雨の日は会えない、晴れた日は君を想う(2015年製作の映画)上映時間:101分
評価【★★★☆☆】3.8/5点満点中
監督
ジャン=マルク・ヴァレ
脚本
ブライン・シップ
出演者
ジェイク・ギレンホール
ナオミ・ワッツ
クリス・クーパー 他…
あらすじ
交通事故で妻を亡くした男ディヴィス。妻のコネで金融商社に勤め、特に目標もなく世間を生きてきた男だ。妻を亡くしても涙を見せないディヴィスは、たまたま買おうとした自動販売機が故障したことをきっかけに、カスタマーセンターに手紙を送る。その手紙には妻を亡くした感情の虚無さ、悲しみにあふれており、カスタマーセンターの女性カレンの心を打つ。次第にカレンとディヴイスは心を通わせていく。一方ディヴィスは衝動のままに周囲のものを解体(Demolition)し始める。
総評
ジャン=マルク・ヴァレ監督の遺作であり原題がDemolition(解体)という意味の本作。名前を聞くとシルヴェスター・スタローンのデモリッションマンを思い出しそうなものですが、全く毛色は異なります。

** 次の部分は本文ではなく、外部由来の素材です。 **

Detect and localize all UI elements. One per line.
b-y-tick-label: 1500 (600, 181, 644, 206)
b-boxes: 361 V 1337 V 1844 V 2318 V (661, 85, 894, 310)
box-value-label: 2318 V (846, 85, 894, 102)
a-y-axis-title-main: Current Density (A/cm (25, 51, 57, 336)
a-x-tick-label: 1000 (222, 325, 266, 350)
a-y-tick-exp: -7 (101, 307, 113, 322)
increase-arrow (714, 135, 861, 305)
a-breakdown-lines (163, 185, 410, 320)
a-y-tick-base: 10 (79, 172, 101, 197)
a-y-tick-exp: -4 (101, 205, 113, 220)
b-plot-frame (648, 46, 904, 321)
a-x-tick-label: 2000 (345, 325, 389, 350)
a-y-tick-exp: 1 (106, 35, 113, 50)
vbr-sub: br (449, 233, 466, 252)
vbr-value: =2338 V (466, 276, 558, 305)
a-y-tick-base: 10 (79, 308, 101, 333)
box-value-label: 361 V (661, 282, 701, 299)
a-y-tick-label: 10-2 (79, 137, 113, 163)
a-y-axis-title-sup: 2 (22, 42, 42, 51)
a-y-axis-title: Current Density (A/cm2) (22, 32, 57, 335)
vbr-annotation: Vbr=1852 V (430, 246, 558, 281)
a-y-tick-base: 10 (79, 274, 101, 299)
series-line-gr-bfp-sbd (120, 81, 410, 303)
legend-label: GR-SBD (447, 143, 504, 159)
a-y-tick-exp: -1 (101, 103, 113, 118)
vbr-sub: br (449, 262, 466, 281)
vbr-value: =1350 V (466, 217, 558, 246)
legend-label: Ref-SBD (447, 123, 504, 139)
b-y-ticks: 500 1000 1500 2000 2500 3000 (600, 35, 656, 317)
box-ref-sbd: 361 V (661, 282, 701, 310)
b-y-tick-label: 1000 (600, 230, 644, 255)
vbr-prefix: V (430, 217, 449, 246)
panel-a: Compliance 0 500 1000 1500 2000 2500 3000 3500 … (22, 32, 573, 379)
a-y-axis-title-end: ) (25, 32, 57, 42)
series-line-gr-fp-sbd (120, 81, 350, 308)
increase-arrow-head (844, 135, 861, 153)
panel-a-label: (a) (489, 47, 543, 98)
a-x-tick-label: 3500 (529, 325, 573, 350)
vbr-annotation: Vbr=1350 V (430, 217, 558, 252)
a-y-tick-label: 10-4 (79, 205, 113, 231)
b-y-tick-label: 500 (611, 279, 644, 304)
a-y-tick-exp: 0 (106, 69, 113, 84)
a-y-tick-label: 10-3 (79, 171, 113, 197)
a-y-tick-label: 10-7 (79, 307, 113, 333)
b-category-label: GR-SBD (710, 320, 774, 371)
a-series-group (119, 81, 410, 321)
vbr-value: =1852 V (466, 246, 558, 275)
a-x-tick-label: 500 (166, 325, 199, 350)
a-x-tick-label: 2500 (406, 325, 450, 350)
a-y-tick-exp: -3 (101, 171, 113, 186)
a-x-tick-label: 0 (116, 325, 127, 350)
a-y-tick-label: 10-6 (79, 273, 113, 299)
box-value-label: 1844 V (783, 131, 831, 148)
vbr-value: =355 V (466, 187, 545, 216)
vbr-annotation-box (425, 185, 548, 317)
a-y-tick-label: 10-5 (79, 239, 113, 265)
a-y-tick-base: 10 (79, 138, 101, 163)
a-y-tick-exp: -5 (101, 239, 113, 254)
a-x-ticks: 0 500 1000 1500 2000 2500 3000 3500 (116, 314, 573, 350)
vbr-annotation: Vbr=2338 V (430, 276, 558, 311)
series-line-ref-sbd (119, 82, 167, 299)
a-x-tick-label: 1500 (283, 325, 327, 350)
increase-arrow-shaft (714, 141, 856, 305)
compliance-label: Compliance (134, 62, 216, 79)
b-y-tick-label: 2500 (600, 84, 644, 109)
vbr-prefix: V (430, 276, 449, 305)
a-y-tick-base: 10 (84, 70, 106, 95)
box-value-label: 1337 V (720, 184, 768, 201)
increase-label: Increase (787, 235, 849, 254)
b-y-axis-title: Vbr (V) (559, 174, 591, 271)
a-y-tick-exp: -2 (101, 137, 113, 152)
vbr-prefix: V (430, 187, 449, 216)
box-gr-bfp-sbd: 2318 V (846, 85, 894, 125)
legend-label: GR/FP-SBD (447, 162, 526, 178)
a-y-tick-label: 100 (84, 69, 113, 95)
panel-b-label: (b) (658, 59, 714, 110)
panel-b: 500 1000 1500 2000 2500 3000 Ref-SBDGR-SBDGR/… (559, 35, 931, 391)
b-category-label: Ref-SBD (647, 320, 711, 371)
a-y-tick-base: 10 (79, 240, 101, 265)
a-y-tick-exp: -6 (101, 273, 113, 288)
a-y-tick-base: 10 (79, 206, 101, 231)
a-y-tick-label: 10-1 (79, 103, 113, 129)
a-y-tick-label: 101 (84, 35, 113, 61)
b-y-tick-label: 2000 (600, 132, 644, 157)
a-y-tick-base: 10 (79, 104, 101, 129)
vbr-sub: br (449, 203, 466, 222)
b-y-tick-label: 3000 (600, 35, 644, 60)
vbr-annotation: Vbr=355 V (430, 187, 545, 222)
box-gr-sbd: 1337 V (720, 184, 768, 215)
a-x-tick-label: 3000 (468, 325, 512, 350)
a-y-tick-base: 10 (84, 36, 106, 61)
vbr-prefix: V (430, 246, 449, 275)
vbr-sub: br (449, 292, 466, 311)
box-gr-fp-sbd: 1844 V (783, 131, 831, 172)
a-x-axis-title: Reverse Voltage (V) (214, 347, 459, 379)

妻を亡くして間もないにも関わらず、いつも通り仕事をしようとする姿は本人からは普段通りにしているつもりでもちぐはぐな印象を受けます。そんな彼が取りつかれたように始めたのがものを解体すること。壊れかけていた冷蔵庫も職場のトイレのドアもパソコンも自分の家ですら解体してしまいます。(解体現場に金を払ってまで解体させてくれと頼むほど。)そんな彼の行動が周囲の人を巻き込んでいく、義父からは勤めていた会社をクビにするとまで言われる一方で、カスタマーセンターの女性カレンとその息子クリスとは友情をはぐくんでいき、無表情に思えたディヴィスに感情が戻ってきます。さながらセラピーのようなクリスとの対話は、聞き心地が良くずっと聞いていられます。
そうして感情を取り戻していったディヴィスに待ち受ける妻の妊娠していたという真実とそれでも妻を愛していたという感情をサンバイザーにはりつけてあった付箋で思い出します。そこに本作の邦題でもある”雨の日は会えない、晴れた日は君を想う”と書かれているのです。主人公のディヴィスと同様得も言われぬ感情にぐるぐるとし、思わず落涙してしまいました。
総じて本作はその邦題からはメロドラマかなという安直な予想を立ててしまいましたが、感情を失ってしまった男の破壊と再生の物語であり、主人公と同様最後は前向きに子供たちと走りたくなるそんな一作になっています。最近笑ってないな、泣いてないなという方におすすめの一作です。